Metallbau

Konstruktionstechniker/-innen findet man heute meist auf der Baustelle oder am Computer. Vom Vordach bis zur Großbaustelle auf dem Flughafen, das Bushäuschen um die Ecke, Treppen und Geländer, schwimmende Häuser, selbst Ökohäuser: Ohne Metall kommt moderne Architektur nicht aus. Als Konstruktionstechniker/in lernst Du die Metallbearbeitung von der Pike auf. Nicht Muskelkraft entscheidet: Es geht um Präzision und Geschick. Die modernen Maschinenparks, die Dir in der Werkstatt schwere Arbeit abnehmen, brauchen vor allem einen findigen Kopf, der Spaß hat, mit dem Computer zu arbeiten, in 3-D zu denken und Werkzeuge oder Bauteile herzustellen und in Bewegung zu setzen. Teamgeist und Kreativität sind im Metallbau sehr gefragt. Wenn Du hier Karriere machst, musst Du Dich nicht um die Zukunft sorgen. Metallbauer sind in Deutschland und weltweit begehrt.
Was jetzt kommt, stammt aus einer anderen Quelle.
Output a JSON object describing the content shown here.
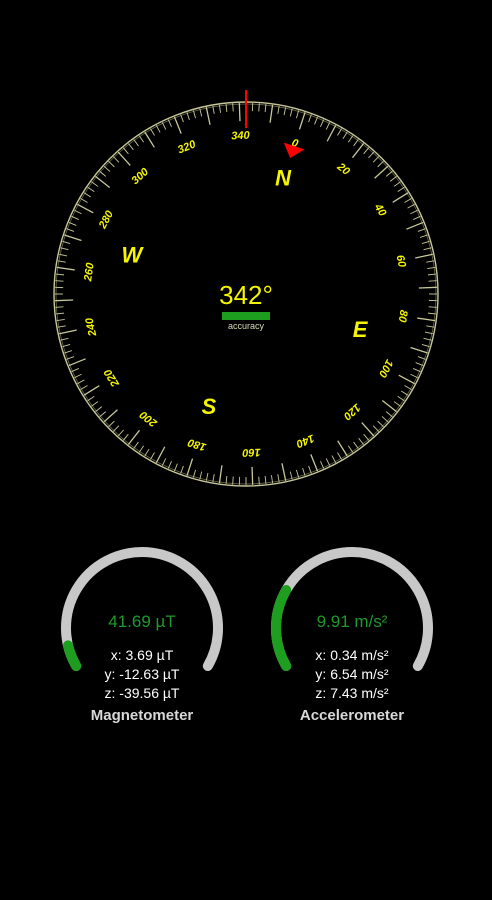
{
  "compass": {
    "heading": 342,
    "heading_text": "342°",
    "accuracy_label": "accuracy",
    "accuracy_color": "#1e9e1e",
    "dial_color": "#c8c89a",
    "label_color": "#f5f500",
    "pointer_color": "#ff0000",
    "degree_labels": [
      "0",
      "20",
      "40",
      "60",
      "80",
      "100",
      "120",
      "140",
      "160",
      "180",
      "200",
      "220",
      "240",
      "260",
      "280",
      "300",
      "320",
      "340"
    ],
    "cardinals": [
      "N",
      "E",
      "S",
      "W"
    ]
  },
  "sensors": {
    "magnetometer": {
      "value_text": "41.69 µT",
      "x_text": "x: 3.69 µT",
      "y_text": "y: -12.63 µT",
      "z_text": "z: -39.56 µT",
      "title": "Magnetometer",
      "level": 0.07
    },
    "accelerometer": {
      "value_text": "9.91 m/s²",
      "x_text": "x: 0.34 m/s²",
      "y_text": "y: 6.54 m/s²",
      "z_text": "z: 7.43 m/s²",
      "title": "Accelerometer",
      "level": 0.25
    }
  },
  "colors": {
    "gauge_track": "#c8c8c8",
    "gauge_fill": "#1e9e1e",
    "background": "#000000"
  }
}
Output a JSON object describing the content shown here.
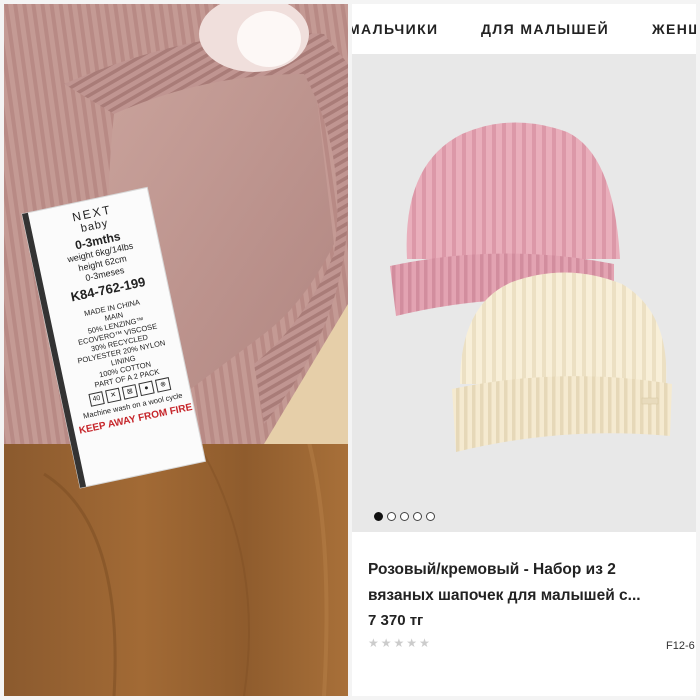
{
  "label": {
    "brand": "NEXT",
    "brand_sub": "baby",
    "size": "0-3mths",
    "weight_line": "weight 6kg/14lbs",
    "height_line": "height 62cm",
    "meses": "0-3meses",
    "code": "K84-762-199",
    "made_in": "MADE IN CHINA",
    "main": "MAIN",
    "comp1": "50% LENZING™",
    "comp2": "ECOVERO™ VISCOSE",
    "comp3": "30% RECYCLED",
    "comp4": "POLYESTER 20% NYLON",
    "lining": "LINING",
    "comp5": "100% COTTON",
    "pack": "PART OF A 2 PACK",
    "wash_temp": "40",
    "wash_note": "Machine wash on a wool cycle",
    "fire": "KEEP AWAY FROM FIRE"
  },
  "nav": {
    "items": [
      {
        "label": "МАЛЬЧИКИ"
      },
      {
        "label": "ДЛЯ МАЛЫШЕЙ"
      },
      {
        "label": "ЖЕНЩ"
      }
    ]
  },
  "carousel": {
    "total": 5,
    "active_index": 0
  },
  "product": {
    "title_line1": "Розовый/кремовый - Набор из 2",
    "title_line2": "вязаных шапочек для малышей с...",
    "price": "7 370 тг",
    "rating": 0,
    "sku": "F12-6"
  },
  "colors": {
    "pink_hat": "#e7a9b7",
    "cream_hat": "#f6ecd3",
    "page_bg": "#e8e8e8",
    "fire_text": "#c6252a"
  }
}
Du magst alles, was vier Räder hat? Je größer desto lieber? Dann bist Du beim Nutzfahrzeugbau richtig. In den Werkstätten der Nutzfahrzeugbauer werden aus normalen Trucks Spezialfahrzeuge. Hier lernst Du alles über die Riesen der Landstraße und andere Nutzfahrzeuge. Im Nutzfahrzeugbau werden neue und spezielle Karosserien geschweißt, Fahrzeugrahmen, Karosserien, Fahrwerke und Aufbauten hergestellt, gewartet und repariert. Aus Stahl- bzw. Nichteisenmetallblechen und -profilen. Du lernst, Metalle zu bearbeiten, zu schweißen und zu vernieten und wie man hydraulische, pneumatische und elektrische bzw. elektronische Systeme und Anlagen installiert und wartet: vom Antiblockiersystem für Lkw-Bremsanlagen bis zu Ladeeinrichtungen für Lieferfahrzeuge. Von Dir wird Sorgfalt erwartet – denn Deine Arbeit muss sich im Straßenverkehr und beim Gebrauch bewähren. Die Ausbildung dauert 3,5 Jahre.

Von der Kunst bis zum Gebrauchsobjekt: Türen, Tore, Geländer, Messer, Metallmöbel oder Feuerstellen – alles, was aus den vielen Metallverbindungen an Schönem und Nützlichem geschmiedet, gebogen, gehämmert oder geschweißt werden kann, kommt aus den Werkstätten von Metallgestalter/-innen. Als Metallgestalter arbeitest Du mit Architekten, Bauherren und Künstlern zusammen, bist Designer oder selbständige/r Kunstschmied oder Künstlerin. Nicht die Kraft alleine entscheidet über den Erfolg. Es kommt auf Geschick, Technik, Kreativität und Deine Persönlichkeit an. Auch Frauen sind in diesem Beruf sehr erfolgreich. Die Ausbildung zum Metallgestalter dauert 3,5 Jahre. Wer dann weiterlernen will, spezialisiert sich als Restaurator/-in oder bildet sich im Bereich Kunst und Design weiter.

Metall ist aus unserem Leben nicht mehr wegzudenken. Von Computerbauteilen über Haushaltsgeräte und Kraftfahrzeuge bis zu Containerschiffen. Und für alles gibt es den passenden Beruf. Bei der Ausbildung zur Fachkraft im Bereich Konstruktionstechnik lernst Du im Metall- oder Stahlbau Teile nach Maß herzustellen. Du arbeitest in Werkstätten und auf Baustellen. In der Fachrichtung Zerspanungstechnik lernst Du mit mechanischen oder computergesteuerten Fräs-, Schleif- und Drehmaschinen Metallteile herzustellen, von der kleinsten Schraube bis zum großen Maschinenbauteil. Egal für welche Fachrichtung Du dich entscheidest. Du solltest keine Scheu vor moderner Technik haben. Denn der Umgang mit Maschinen gehört zu Deinem Alltag. Oft kommt es dabei auf den Hundertstelmillimeter an. Es ist wichtig, dass Du ein gutes Grundverständnis für Mathematik und Physik mitbringst. Die Ausbildung dauert 2 Jahre und ist mit einer Zwischenprüfung durchzuführen. Wenn Du anschließend weiter machen möchtest, stehen Dir alle Karrierechancen im Metallhandwerk offen.